Oh, shit, Vivian thought.
"But tell you what, maybe we could kiss and make up," said the tall biker.
"I'd rather kiss a slug," she said, her temper flaring. She regretted her words when she saw his hands ball into fists. His skull ring glittered ominously.
She felt her legs knot with the first stage of the change. Control it, she coached herself. Only enough to put some muscle on. She didn't doubt for a moment that she could take them if she changed fully, but she couldn't do that now, could she? A couple of good strong smacks would change his mind.
"I see you've met my sister." Vivian recognized Gabriel's throaty growl.
The tall biker froze for a second, a look of panic on his face; then he turned. "Hey, Gabe! Your sister, man. Wow. Real pretty girl. I wuz just tellin' her. Yeah. Your sister. Wow."
"Uh, come on, Skull. We got a party to get to," his friend chimed in.
When they turned the corner Gabriel and Rudy burst out laughing.
"I could handle it," Vivian said, annoyed at his amusement.
"I know, baby," he answered, surprising her. "And any other time I would have gladly stood and watched, but Rudy tells me you've got news for me."
"I'll smack him around another time, then," she said.
They walked farther out into the shadowed parking lot. "So, what's the word - little sister?" he asked. She wanted to cut him down for keeping up that sister crap, but the smoldering look in his eyes made her bite back her sarcastic response.
"Astrid led a run along the river last night," she said.
"She did, did she?" His tone was casual but she saw a slight tic in his cheek. "And who was on this run?"
While she listed them he listened with head bowed, stroking the small scar on his lip.
There was silence when she'd finished. She glanced at Rudy, but he was watching Gabriel, a worried look on his face.
Finally Gabriel spoke. "I guess I'll be paying Miss Astrid a little visit," he said softly. He looked up and his pupils caught the glare from a distant streetlight - they glowed red.
What have I started? Vivian thought.
Chapter 12
12
Vivian dumped her shopping bag of new paints at the base of the stairs. It fell over, and an economy-sized tube of burnt umber, fat as a sausage, rolled out and rocked gently on the hardwood floor at the edge of the hall rug. The house was so quiet that the muted rumble of the tube's brief passage echoed in her ears. Where's Esmé? Vivian wondered. Monday was her day off, but no music blared through the house, and no smell of dinner wafted through the air.
Vivian's answer came when she walked into the living room and was startled to find her mother sitting on the floor surrounded by photographs, more tumbling out of an upturned shoe box beside her.
Esmé looked up with tears in her eyes. "I couldn't remember his face," she said.
Vivian sank to the floor beside Esmé, her mouth tense with worry. There were pictures of her father spread all over the rug: Dad laughing, Dad chopping wood, Dad in the kitchen at the inn, making sauce.
"I tried so hard to forget him so losing him wouldn't hurt anymore," Esmé said, "and then today I thought of him and couldn't see him. It was like I'd torn away a part of me and crippled myself. Like I'd looked into a mirror and couldn't see my reflection." The tears rolled down her cheeks.

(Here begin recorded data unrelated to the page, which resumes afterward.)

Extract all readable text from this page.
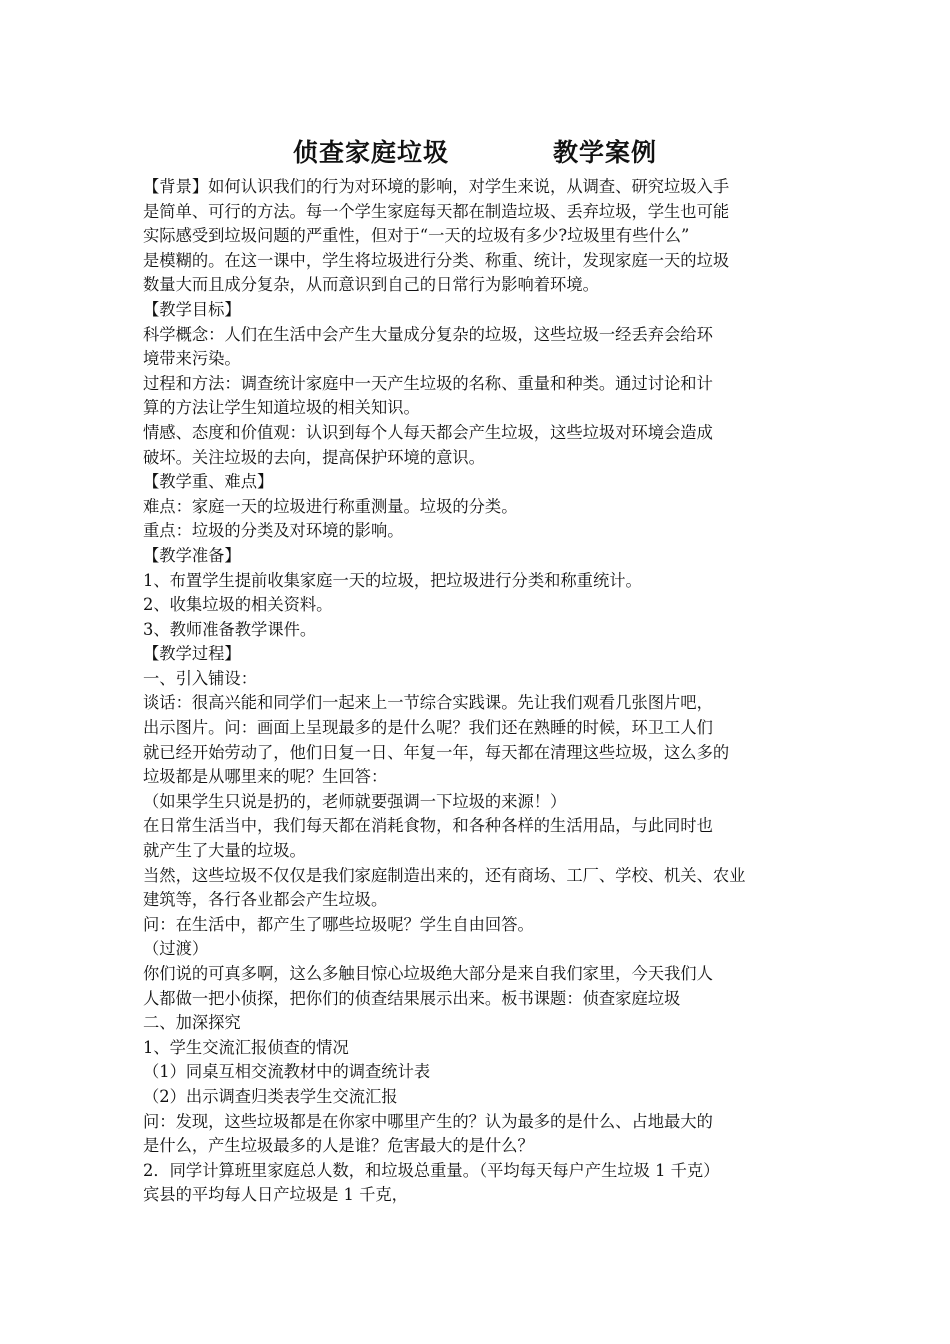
侦查家庭垃圾　　　　教学案例
【背景】如何认识我们的行为对环境的影响，对学生来说，从调查、研究垃圾入手
是简单、可行的方法。每一个学生家庭每天都在制造垃圾、丢弃垃圾，学生也可能
实际感受到垃圾问题的严重性，但对于“一天的垃圾有多少?垃圾里有些什么”
是模糊的。在这一课中，学生将垃圾进行分类、称重、统计，发现家庭一天的垃圾
数量大而且成分复杂，从而意识到自己的日常行为影响着环境。
【教学目标】
科学概念：人们在生活中会产生大量成分复杂的垃圾，这些垃圾一经丢弃会给环
境带来污染。
过程和方法：调查统计家庭中一天产生垃圾的名称、重量和种类。通过讨论和计
算的方法让学生知道垃圾的相关知识。
情感、态度和价值观：认识到每个人每天都会产生垃圾，这些垃圾对环境会造成
破坏。关注垃圾的去向，提高保护环境的意识。
【教学重、难点】
难点：家庭一天的垃圾进行称重测量。垃圾的分类。
重点：垃圾的分类及对环境的影响。
【教学准备】
1、布置学生提前收集家庭一天的垃圾，把垃圾进行分类和称重统计。
2、收集垃圾的相关资料。
3、教师准备教学课件。
【教学过程】
一、引入铺设：
谈话：很高兴能和同学们一起来上一节综合实践课。先让我们观看几张图片吧，
出示图片。问：画面上呈现最多的是什么呢？我们还在熟睡的时候，环卫工人们
就已经开始劳动了，他们日复一日、年复一年，每天都在清理这些垃圾，这么多的
垃圾都是从哪里来的呢？生回答：
（如果学生只说是扔的，老师就要强调一下垃圾的来源！）
在日常生活当中，我们每天都在消耗食物，和各种各样的生活用品，与此同时也
就产生了大量的垃圾。
当然，这些垃圾不仅仅是我们家庭制造出来的，还有商场、工厂、学校、机关、农业
建筑等，各行各业都会产生垃圾。
问：在生活中，都产生了哪些垃圾呢？学生自由回答。
（过渡）
你们说的可真多啊，这么多触目惊心垃圾绝大部分是来自我们家里，今天我们人
人都做一把小侦探，把你们的侦查结果展示出来。板书课题：侦查家庭垃圾
二、加深探究
1、学生交流汇报侦查的情况
（1）同桌互相交流教材中的调查统计表
（2）出示调查归类表学生交流汇报
问：发现，这些垃圾都是在你家中哪里产生的？认为最多的是什么、占地最大的
是什么，产生垃圾最多的人是谁？危害最大的是什么？
2．同学计算班里家庭总人数，和垃圾总重量。（平均每天每户产生垃圾 1 千克）
宾县的平均每人日产垃圾是 1 千克，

Vivian ached to see her mother this upset. She didn't know what was worse, the hard glittering jewel her mother had become this year, or the heartbroken woman beside her now. She couldn't think of anything to say. Instead she picked up a picture of herself at age three, in OshKosh overalls and nothing else, at her father's side as he weeded in the herb garden. She'd been "helping" him, and she could still hear in her mind his patient voice saying, "No honey, not that one." He'd had to say it over and over.
"Dad would have straightened everything out, wouldn't he?" Vivian said. "We wouldn't be in such a mess if he was around."
Esmé shook her head. "I don't know."
Shock cut through Vivian like a sharp little knife. "Sure he would. He'd know how to keep Astrid in line. He'd stop anything bad happening."
"But he didn't, did he?" Esmé said. "The inn burned. People died. If he'd lived, he'd be challenged as unfit."